Screen printing our t-shirts.
I’d like to elaborate a little bit on the process in case anyone else is considering doing the same. We had the screen made (to save money on screen and photo emulsion) by a local art store. They used one of their old, somewhat damaged screens to give us a break on the price. We then bought Speedball Opaque Fabric paint. It was around $8 for each 32 oz container of paint. We purchased gold, blue, red, and white. A squeegee added another $8 or so to our bill. (Careful, if you’re printing on black shirts you MUST buy opaque paint!) As you can see in the video, we used a weird screen printing technique. Instead of dragging the squeegee across the screen on the shirt, we would cover the stencil on the screen in a very thick layer of paint. This is because our cheaply made screen was uneven in how well it allowed paint to go through. The unevenness in the screen resulted in a lot of time wasted.

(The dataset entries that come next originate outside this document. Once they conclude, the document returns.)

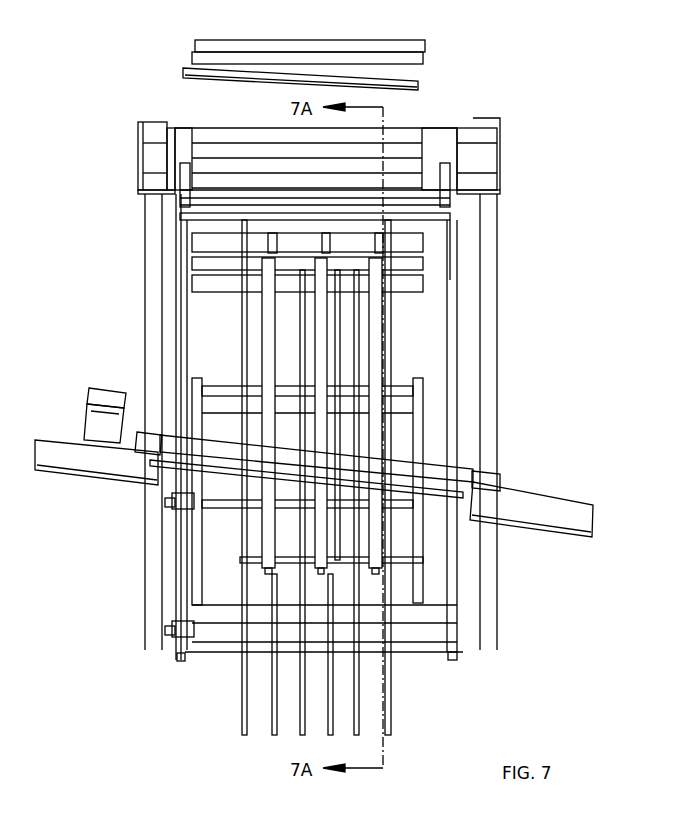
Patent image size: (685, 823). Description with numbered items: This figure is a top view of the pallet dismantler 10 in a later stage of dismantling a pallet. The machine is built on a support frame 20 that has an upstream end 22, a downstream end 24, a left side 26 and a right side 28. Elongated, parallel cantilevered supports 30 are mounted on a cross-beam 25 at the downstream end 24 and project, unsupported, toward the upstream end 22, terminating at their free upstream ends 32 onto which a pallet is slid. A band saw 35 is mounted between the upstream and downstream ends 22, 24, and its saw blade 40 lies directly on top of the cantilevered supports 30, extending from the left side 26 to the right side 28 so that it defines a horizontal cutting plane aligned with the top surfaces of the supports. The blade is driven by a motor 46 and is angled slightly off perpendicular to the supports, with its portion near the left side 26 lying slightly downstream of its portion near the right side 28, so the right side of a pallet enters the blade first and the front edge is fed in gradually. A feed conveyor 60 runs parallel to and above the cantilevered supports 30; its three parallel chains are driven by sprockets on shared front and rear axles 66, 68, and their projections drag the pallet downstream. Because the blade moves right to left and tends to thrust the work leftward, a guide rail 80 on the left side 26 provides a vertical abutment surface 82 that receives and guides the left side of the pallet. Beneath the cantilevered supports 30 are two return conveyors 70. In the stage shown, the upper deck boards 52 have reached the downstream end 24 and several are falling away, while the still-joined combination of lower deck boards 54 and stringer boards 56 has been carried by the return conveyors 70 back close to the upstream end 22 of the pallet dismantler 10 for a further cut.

The pallet dismantler 10 is at (519, 135).
The support frame 20 is at (505, 445).
The upstream end 22 is at (405, 652).
The downstream end 24 is at (190, 128).
The cross-beam 25 is at (485, 118).
The left side 26 is at (143, 299).
The right side 28 is at (497, 307).
The cantilevered supports 30 is at (358, 707).
The upstream end of cantilevered support 32 is at (275, 735).
The band saw 35 is at (600, 484).
The saw blade 40 is at (437, 502).
The motor 46 is at (96, 390).
The upper deck boards 52 is at (425, 42).
The lower deck boards 54 is at (405, 378).
The stringer boards 56 is at (423, 417).
The feed conveyor 60 is at (258, 328).
The front axle 66 is at (420, 560).
The rear axle 68 is at (422, 252).
The return conveyors 70 is at (460, 620).
The guide rail 80 is at (193, 678).
The vertical abutment surface 82 is at (192, 665).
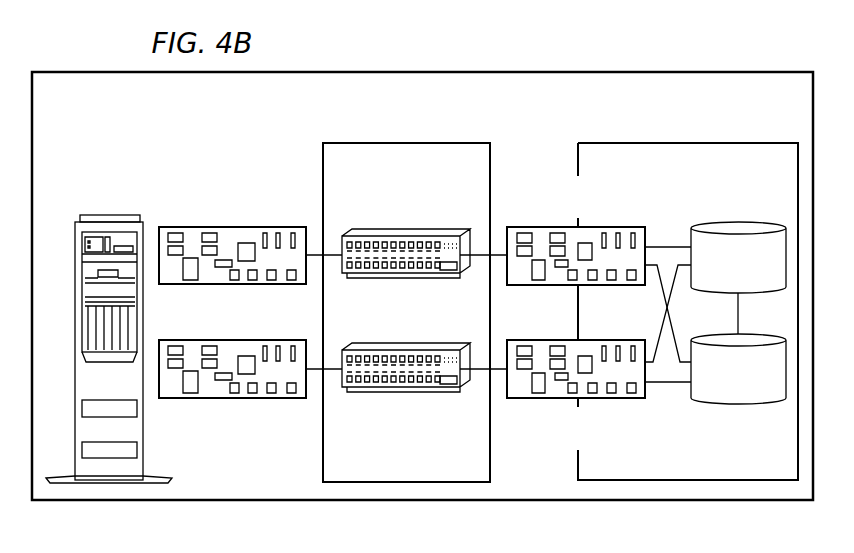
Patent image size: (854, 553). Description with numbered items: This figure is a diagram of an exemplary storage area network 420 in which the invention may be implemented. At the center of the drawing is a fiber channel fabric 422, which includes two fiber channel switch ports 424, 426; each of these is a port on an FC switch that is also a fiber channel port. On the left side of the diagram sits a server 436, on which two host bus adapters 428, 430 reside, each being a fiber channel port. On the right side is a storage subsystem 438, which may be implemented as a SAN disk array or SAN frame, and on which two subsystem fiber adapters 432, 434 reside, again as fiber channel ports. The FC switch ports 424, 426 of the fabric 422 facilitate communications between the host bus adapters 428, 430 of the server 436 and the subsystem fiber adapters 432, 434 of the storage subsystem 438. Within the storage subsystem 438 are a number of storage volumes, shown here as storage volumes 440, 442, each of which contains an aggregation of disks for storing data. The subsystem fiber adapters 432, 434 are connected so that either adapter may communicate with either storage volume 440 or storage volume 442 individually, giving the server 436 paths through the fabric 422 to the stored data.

The storage area network 420 is at (585, 72).
The fiber channel fabric 422 is at (322, 163).
The fiber channel switch port 424 is at (382, 278).
The fiber channel switch port 426 is at (425, 342).
The host bus adapter 428 is at (193, 285).
The host bus adapter 430 is at (273, 338).
The subsystem fiber adapter 432 is at (533, 287).
The subsystem fiber adapter 434 is at (615, 337).
The server 436 is at (107, 215).
The storage subsystem 438 is at (703, 143).
The storage volume 440 is at (747, 227).
The storage volume 442 is at (748, 404).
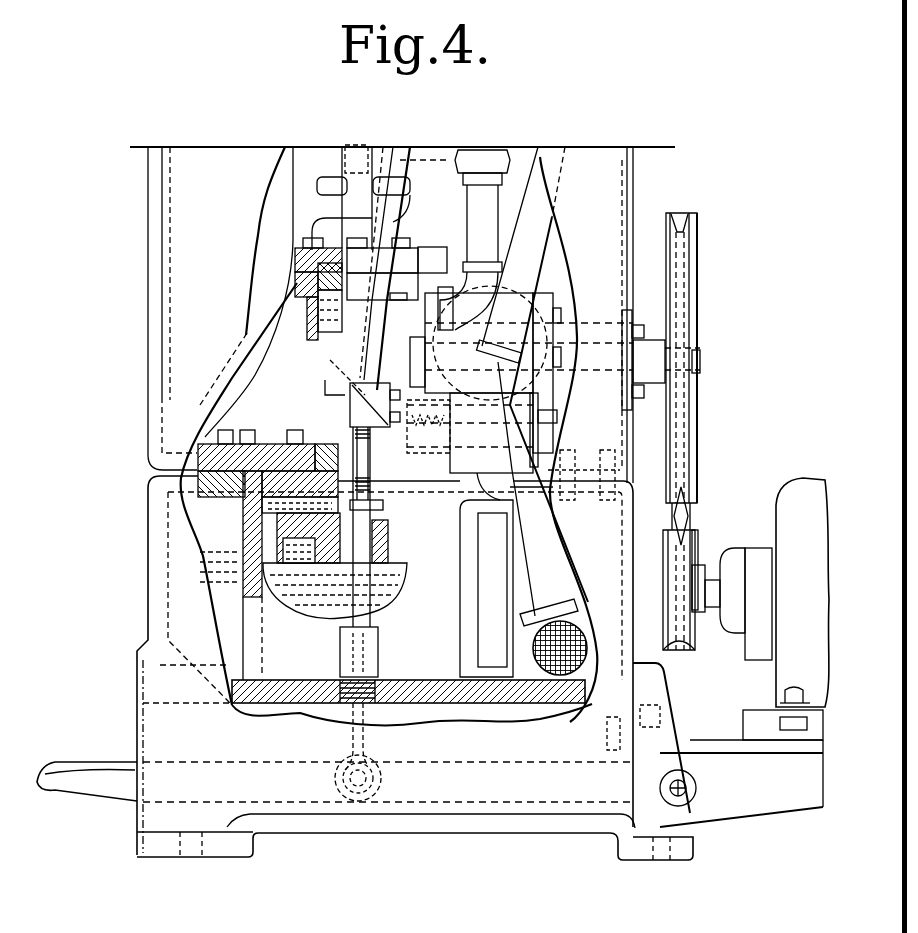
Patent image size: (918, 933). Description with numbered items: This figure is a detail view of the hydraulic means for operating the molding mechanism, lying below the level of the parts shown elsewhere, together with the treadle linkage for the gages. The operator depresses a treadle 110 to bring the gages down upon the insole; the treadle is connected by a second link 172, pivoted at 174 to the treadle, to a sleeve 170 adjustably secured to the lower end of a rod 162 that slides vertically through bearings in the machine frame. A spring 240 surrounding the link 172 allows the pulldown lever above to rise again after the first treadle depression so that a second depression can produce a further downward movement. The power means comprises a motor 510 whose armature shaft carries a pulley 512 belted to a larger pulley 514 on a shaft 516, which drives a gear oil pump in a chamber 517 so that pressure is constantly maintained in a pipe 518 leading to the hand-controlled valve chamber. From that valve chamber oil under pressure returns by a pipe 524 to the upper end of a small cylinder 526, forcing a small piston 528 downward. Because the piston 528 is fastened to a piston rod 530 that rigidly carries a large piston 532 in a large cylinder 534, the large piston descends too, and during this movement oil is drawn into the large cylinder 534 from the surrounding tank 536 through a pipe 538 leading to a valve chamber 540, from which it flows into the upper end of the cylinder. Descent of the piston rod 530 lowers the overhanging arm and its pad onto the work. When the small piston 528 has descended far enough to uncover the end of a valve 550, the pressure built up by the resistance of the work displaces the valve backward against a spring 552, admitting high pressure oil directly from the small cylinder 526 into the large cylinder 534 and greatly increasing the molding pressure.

The treadle 110 is at (93, 785).
The rod 162 is at (392, 223).
The sleeve 170 is at (357, 408).
The second link 172 is at (362, 634).
The pivot 174 is at (363, 778).
The spring 240 is at (375, 500).
The motor 510 is at (802, 487).
The pulley 512 is at (692, 538).
The larger pulley 514 is at (698, 273).
The shaft 516 is at (700, 363).
The chamber 517 is at (490, 320).
The pipe 518 is at (537, 217).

We often had to hose down painted t-shirts to remove paint after a mistake had been made, dry them, iron them, and then try again. I suppose that the moral of the story is that if you make your own shirts, try not to save too much money on your screen!
PS: If anyone is wondering more about where we bought our equipment…
we bought our black t-shirts at Corporate Apparel Unlimited, our screen printing supplies at the Utrecht Art Supplies store in downtown DC, and the skull design was generously contributed by Marc Harkness.